Counter

quinta-feira, 23 de abril de 2015

O Acompanhamento


Belo e revigorante

Com o passar dos anos, não há quem não se confronte com as mais variadas situações impostas pela vida e pela sociedade, independente do estágio etário em que o indivíduo se encontra. O fato é que, a todo momento, somos espectadores de nós mesmos e, de acordo com o nível de acuidade que se possa assistir ao espetáculo de nossas próprias vidas, se pode perceber a idade indo ou a idade chegando. Dependendo do estímulo externo, toda uma sorte de reações pode ser demonstrada, tais como: o choro de um bebê informando que algo o incomoda; da manha de uma criança ao demandar por atenção; da blindagem da invencibilidade por parte de um adolescente quando nota que não passa de um mero mortal; do desespero de um adulto decorrente da fraqueza frente às responsabilidades; e da reverberação de um idoso diante de um retrospecto de toda uma vida já vivida em contraste com a solidão. Retomando o ponto de vista do espectador, num espetáculo teatral, somos todos observadores da vida alheia concebida pelo autor do texto e, acolhidos pela segurança que a plateia nos proporciona, temos a certeza de que aquela história chegará a um termo e a vida de quem assiste – à sombra da incerta segurança ou da fatalidade da incerteza - continuará. 

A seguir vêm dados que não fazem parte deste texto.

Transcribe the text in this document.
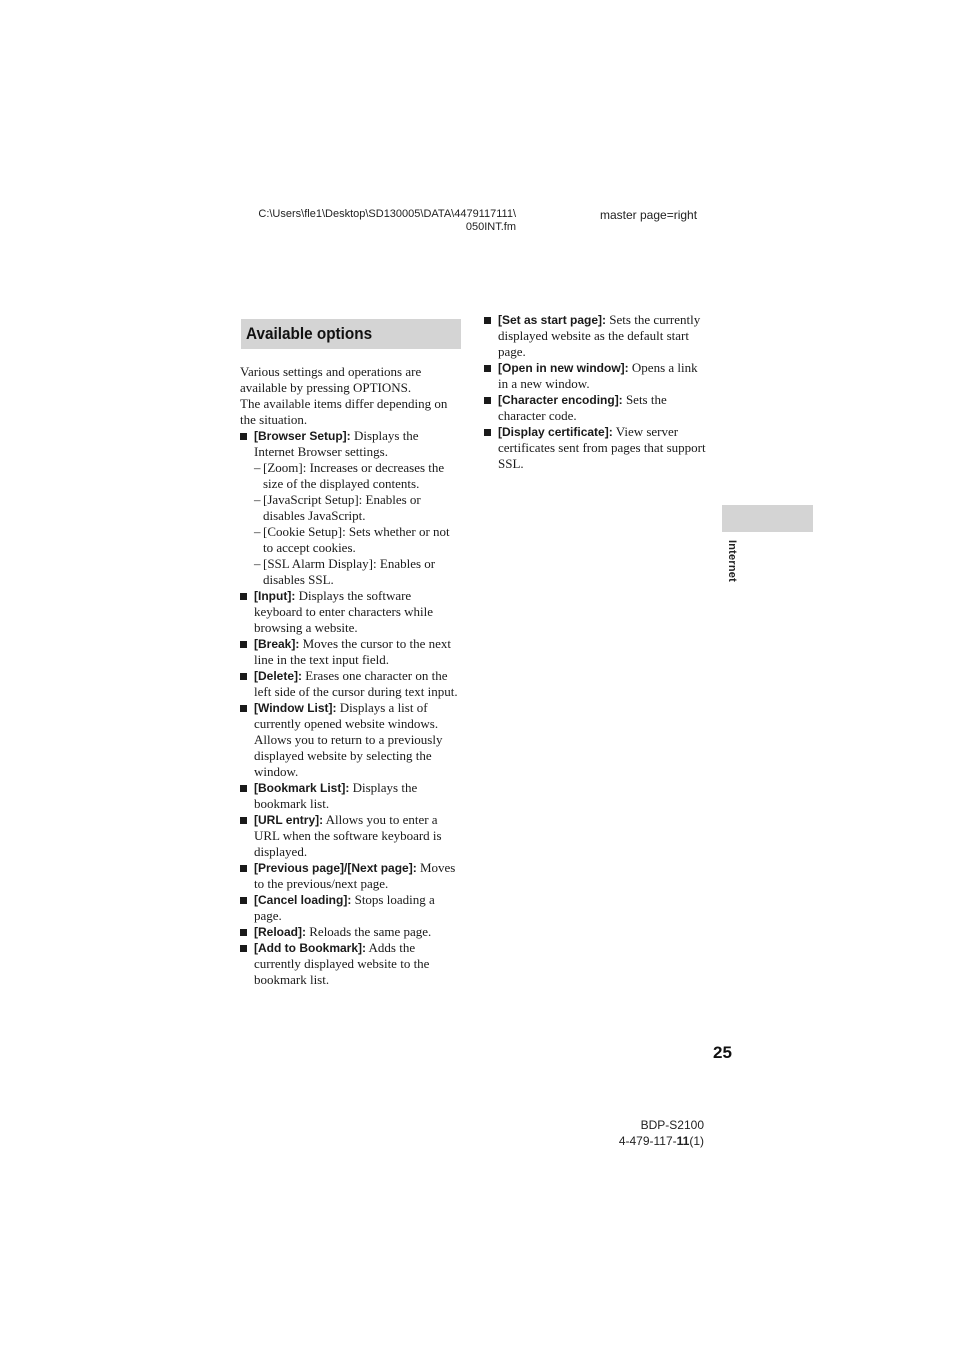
C:\Users\fle1\Desktop\SD130005\DATA\4479117111\
050INT.fm
master page=right
Available options

Various settings and operations are available by pressing OPTIONS.

The available items differ depending on the situation.

[Browser Setup]: Displays the Internet Browser settings.
– [Zoom]: Increases or decreases the size of the displayed contents.
– [JavaScript Setup]: Enables or disables JavaScript.
– [Cookie Setup]: Sets whether or not to accept cookies.
– [SSL Alarm Display]: Enables or disables SSL.
[Input]: Displays the software keyboard to enter characters while browsing a website.
[Break]: Moves the cursor to the next line in the text input field.
[Delete]: Erases one character on the left side of the cursor during text input.
[Window List]: Displays a list of currently opened website windows. Allows you to return to a previously displayed website by selecting the window.
[Bookmark List]: Displays the bookmark list.
[URL entry]: Allows you to enter a URL when the software keyboard is displayed.
[Previous page]/[Next page]: Moves to the previous/next page.
[Cancel loading]: Stops loading a page.
[Reload]: Reloads the same page.
[Add to Bookmark]: Adds the currently displayed website to the bookmark list.
[Set as start page]: Sets the currently displayed website as the default start page.
[Open in new window]: Opens a link in a new window.
[Character encoding]: Sets the character code.
[Display certificate]: View server certificates sent from pages that support SSL.
Internet
25
BDP-S2100
4-479-117-11(1)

O Circuito Geral se dá o direito de publicar esse preâmbulo visando compartilhar o seu ponto de vista de “O Acompanhamento” - cuja adaptação do texto original de autoria de Carlos Gorostiza é assinada a quatro mãos, por Wilmar Amaral e Daniel Archangelo que, apesar de terem dado vida a personagens da terceira idade como protagonistas, nos permitiu compreender que a história não define a temática da solidão e do abandono como exclusividade passíveis das pessoas idosas. Em suma, não se trata de uma espetáculo sobre a velhice.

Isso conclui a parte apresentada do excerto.